I spent two years on MDI. Before that, I'd been on pumps for about six years, a t:slim X2, then the t:slim Mobi, so I wasn't new to the concept. But I'd made a deliberate choice to step away from pump life for a while. No tubing, no sites, no supplies to manage. Just pens, long-acting, and a CGM on my arm.
For a while, it was fine. Then it wasn't.
Why I Made the Switch
Three things pushed me toward the Twiist pump, and honestly none of them were "my doctor told me to."
The first was control. Two years of MDI had taught me a lot about how my body responds to food, activity, and stress, but it had also shown me the ceiling. There's only so much precision you can get from a pen injection. I wanted tighter management, and I knew pump therapy could get me there.
The second reason was the Eversense. I've been using the Eversense 365 CGM, the implantable one, and finding a pump that actually integrates with it felt like a long time coming. The Twiist is the first pump to do that. That alone made it worth a serious look.

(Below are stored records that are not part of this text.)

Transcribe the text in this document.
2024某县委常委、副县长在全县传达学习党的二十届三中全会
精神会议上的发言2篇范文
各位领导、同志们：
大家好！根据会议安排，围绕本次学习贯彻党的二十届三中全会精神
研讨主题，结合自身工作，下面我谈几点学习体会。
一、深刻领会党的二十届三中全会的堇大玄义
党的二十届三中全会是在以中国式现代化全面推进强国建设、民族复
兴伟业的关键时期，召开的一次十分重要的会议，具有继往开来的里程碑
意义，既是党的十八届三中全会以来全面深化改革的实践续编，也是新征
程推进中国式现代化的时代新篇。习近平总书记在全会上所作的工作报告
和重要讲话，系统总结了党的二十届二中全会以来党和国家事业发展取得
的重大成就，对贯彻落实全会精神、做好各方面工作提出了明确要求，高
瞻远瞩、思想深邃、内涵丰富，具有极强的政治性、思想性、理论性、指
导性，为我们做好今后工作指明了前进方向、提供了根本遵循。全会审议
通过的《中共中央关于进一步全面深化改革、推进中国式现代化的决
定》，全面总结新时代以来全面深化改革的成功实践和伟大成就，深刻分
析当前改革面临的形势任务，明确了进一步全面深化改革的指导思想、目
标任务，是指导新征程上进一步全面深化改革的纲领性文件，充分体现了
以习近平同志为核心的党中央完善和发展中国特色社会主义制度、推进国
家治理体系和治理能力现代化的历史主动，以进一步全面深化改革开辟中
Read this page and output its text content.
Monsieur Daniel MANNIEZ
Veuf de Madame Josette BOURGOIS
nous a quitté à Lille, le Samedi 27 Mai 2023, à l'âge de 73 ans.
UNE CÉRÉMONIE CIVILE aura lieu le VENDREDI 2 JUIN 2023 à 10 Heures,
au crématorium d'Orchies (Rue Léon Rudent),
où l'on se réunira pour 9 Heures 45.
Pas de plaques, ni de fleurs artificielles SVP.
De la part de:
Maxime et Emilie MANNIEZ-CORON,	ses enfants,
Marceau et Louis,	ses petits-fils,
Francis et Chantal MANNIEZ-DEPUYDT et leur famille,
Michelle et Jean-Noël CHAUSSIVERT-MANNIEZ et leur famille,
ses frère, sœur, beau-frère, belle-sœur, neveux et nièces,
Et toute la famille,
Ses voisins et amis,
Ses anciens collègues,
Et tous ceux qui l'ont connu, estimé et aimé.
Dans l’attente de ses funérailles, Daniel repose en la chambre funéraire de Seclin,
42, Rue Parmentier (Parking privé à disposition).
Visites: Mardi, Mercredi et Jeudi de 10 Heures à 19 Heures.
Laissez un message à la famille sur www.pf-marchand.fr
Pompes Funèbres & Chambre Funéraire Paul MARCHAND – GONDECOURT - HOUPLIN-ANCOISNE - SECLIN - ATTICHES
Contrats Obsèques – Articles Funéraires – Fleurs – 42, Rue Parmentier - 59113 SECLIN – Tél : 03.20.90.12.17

The third was the tech. The Twiist is a newer system, and it showed promise in ways that made me want to actually try it rather than just read about it.
The First Week
I'll be honest: I wasn't sure what to expect. I'd been off a pump for two years. I figured there'd be an adjustment period, that it would take weeks before I really saw any difference in my numbers.
That's not what happened.
The first week, my glucose control was noticeably better than it had been on MDI. Not slightly better. Noticeably. The kind of improvement that makes you think why did I wait this long. The system was doing what it was supposed to do, and my body was responding.
I don't say this to oversell it. Every T1D is different, and what works for me won't work for everyone. But my first week on Twiist genuinely surprised me, in the best way.
The Hardest Part
The hardest part wasn't the tech. It was the supplies.
After two years on MDI, I'd gotten very used to a simple routine: two injections a day, CGM on my arm, done. Going back to pump life meant relearning a whole system, sites, cartridges, tubing, what to carry, what to keep at home, what happens when something fails at 2am.
None of it is hard, exactly. But when you've been away from it for two years, there's a re-learning curve that nobody really warns you about. Your muscle memory is gone. You have to rebuild habits that used to be automatic.
That's the tax of switching. It's worth paying, but it's real.
What I Wish Someone Had Told Me
Genuinely? Nothing that would have changed my decision. That's the honest answer.
The switch made sense for where I am right now, the Eversense 365 integration, the control I wanted, the tech I was curious about. If I'd read a post exactly like this one two years ago, I probably would have made the move sooner.
If you're sitting on the fence about switching from MDI to a pump, or switching pumps entirely, the thing I'd actually tell you is this: your reasons matter more than anyone else's experience. Mine are specific to me. Yours will be specific to you. But if better control is on the list, pump therapy is worth another look.